JAKARTA, HUMAS MKRI - Mahkamah Konstitusi (MK) menyatakan permohonan pengujian Undang-Undang Nomor 22 Tahun 2009 tentang Lalu Lintas dan Angkutan Jalan (UU LLAJ) yang diajukan oleh Arifin Purwanto tidak dapat diterima. Putusan Nomor 43/PUU-XXI/2023 tersebut dibacakan dalam sidang pengucapan putusan dipimpin oleh Ketua MK Anwar Usman pada Kamis (15/6/2023) di Ruang Sidang Pleno MK. “Mengadili, Menyatakan permohonan Pemohon tidak dapat diterima,” ucap Ketua MK Anwar Usman membacakan amar putusan.
Dalam pertimbangan hukum yang disampaikan oleh Hakim Konstitusi Enny Nurbaningsih, MK menyatakan Pemohon dalam perbaikan permohonannya tetap tidak menguraikan secara jelas permasalahan konstitusionalitas yang dihadapinya dalam kaitannya dengan berlakunya norma Pasal 70 ayat (2) UU LLAJ. Walaupun telah diberikan nasihat oleh Majelis Panel dalam Sidang Pendahuluan pada 11 Mei 2023. Pemohon hanya menguraikan permasalahan konkret yang dialaminya berkenaan dengan proses, bentuk teknis STNKB dan TNKB, serta masa berlakunya sehingga Mahkamah tidak dapat menilai ada atau tidaknya persoalan konstitusionalitas norma yang dimohonkan pengujiannya.

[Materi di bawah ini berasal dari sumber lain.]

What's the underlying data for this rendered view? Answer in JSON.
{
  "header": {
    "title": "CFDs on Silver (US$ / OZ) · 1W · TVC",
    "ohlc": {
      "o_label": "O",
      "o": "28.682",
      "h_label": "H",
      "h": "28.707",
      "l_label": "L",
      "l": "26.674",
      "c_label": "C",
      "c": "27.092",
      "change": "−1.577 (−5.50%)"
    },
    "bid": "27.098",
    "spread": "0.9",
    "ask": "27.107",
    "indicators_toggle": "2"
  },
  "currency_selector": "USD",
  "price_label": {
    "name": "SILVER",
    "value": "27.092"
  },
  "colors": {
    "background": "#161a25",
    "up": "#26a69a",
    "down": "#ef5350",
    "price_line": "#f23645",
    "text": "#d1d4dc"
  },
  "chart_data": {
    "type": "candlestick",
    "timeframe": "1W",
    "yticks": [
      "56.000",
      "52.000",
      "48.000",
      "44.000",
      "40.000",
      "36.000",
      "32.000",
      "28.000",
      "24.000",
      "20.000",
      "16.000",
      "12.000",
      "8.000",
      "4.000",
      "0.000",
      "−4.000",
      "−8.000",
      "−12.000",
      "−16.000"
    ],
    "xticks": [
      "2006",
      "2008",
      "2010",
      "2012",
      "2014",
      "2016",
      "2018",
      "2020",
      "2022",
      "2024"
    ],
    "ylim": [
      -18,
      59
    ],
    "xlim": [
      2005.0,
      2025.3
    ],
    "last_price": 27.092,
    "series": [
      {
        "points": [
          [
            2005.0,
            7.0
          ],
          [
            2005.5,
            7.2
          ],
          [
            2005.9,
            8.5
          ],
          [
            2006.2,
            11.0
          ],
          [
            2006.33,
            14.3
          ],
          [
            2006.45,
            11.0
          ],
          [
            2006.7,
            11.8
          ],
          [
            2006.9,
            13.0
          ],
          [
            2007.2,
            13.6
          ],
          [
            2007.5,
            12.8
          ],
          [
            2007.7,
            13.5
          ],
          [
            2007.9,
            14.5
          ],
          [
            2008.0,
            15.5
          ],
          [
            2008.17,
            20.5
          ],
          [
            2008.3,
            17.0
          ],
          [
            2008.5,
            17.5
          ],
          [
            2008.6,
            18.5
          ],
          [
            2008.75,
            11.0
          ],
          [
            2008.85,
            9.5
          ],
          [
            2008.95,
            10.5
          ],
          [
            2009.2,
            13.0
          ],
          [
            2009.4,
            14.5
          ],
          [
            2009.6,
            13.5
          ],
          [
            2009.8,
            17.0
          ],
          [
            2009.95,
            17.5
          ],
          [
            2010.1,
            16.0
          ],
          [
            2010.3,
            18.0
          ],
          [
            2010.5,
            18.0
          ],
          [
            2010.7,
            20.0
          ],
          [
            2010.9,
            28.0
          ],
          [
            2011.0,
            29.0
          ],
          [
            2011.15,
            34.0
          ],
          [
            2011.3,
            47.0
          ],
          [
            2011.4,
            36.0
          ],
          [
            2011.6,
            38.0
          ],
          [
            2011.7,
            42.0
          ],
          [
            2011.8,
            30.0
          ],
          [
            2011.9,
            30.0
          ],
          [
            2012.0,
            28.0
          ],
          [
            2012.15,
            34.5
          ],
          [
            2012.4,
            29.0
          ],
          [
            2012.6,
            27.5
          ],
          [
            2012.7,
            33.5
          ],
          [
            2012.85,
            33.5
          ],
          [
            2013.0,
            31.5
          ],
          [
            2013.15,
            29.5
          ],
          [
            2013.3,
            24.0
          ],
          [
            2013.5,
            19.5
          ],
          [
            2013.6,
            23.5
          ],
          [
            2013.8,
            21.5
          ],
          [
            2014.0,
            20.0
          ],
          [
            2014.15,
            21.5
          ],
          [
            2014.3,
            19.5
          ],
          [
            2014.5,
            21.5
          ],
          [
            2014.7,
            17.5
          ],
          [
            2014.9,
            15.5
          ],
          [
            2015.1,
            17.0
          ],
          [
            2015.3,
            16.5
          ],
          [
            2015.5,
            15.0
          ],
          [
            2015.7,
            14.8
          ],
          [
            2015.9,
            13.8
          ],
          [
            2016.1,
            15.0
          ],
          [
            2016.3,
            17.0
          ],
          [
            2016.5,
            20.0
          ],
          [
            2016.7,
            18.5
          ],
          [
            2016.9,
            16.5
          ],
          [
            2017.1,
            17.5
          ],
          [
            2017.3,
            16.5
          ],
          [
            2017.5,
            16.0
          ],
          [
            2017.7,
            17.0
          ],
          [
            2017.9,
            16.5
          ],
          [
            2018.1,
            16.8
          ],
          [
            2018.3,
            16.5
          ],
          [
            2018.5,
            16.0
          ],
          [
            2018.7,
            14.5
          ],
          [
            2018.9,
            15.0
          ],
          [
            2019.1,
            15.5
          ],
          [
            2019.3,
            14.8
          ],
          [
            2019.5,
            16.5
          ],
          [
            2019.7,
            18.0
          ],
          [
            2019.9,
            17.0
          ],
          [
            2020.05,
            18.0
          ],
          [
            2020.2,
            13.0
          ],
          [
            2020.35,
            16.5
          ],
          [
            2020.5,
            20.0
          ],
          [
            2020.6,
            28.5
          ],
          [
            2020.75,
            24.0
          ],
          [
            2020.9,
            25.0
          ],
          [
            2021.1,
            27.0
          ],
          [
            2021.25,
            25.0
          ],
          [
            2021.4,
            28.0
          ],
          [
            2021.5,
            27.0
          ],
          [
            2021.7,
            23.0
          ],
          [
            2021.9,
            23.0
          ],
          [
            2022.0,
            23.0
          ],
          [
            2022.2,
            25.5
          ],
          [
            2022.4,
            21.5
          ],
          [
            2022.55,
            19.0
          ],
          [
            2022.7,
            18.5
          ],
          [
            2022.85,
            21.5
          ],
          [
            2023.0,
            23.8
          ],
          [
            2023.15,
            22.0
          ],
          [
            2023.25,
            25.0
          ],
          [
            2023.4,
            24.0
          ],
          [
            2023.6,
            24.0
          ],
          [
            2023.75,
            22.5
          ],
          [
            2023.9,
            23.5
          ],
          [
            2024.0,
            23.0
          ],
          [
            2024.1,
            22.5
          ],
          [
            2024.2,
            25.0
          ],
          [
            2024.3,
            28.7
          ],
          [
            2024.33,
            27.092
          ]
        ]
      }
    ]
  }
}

Selain masalah sebagaimana termaktub dalam Sub-paragraf di atas, Enny melanjutkan, Pemohon dalam Petitum angka 2 memohon kepada Mahkamah agar "Menyatakan frasa "berlaku selama 5 tahun, yang harus dimintakan pengesahan setiap tahun' dalam Pasal 70 ayat (2) UU No. 22 Tahun 2009 Lembaran Negara R Tahun 2009 No. 96 tidak mempunyai kekuatan hukum mengikat sepanjang frasa "berlaku selama 5 tahun, yang harus dimintakan pengesahan setiap tahun tidak dimaknai "berlaku selamanya dan tidak perlu dimintakan pengesahan setiap tahun"." Namun, Pemohon sama sekali tidak menyatakan adanya pertentangan antara norma yang dimohonkan pengujiannya dengan UUD 1945. Padahal untuk dapat menilai suatu pasal dan/atau ayat undang-undang dinyatakan "tidak memiliki kekuatan hukum mengikat", terlebih dahulu pasal dan/atau ayat tersebut harus terbukti dan dinyatakan bertentangan dengan UUD 1945.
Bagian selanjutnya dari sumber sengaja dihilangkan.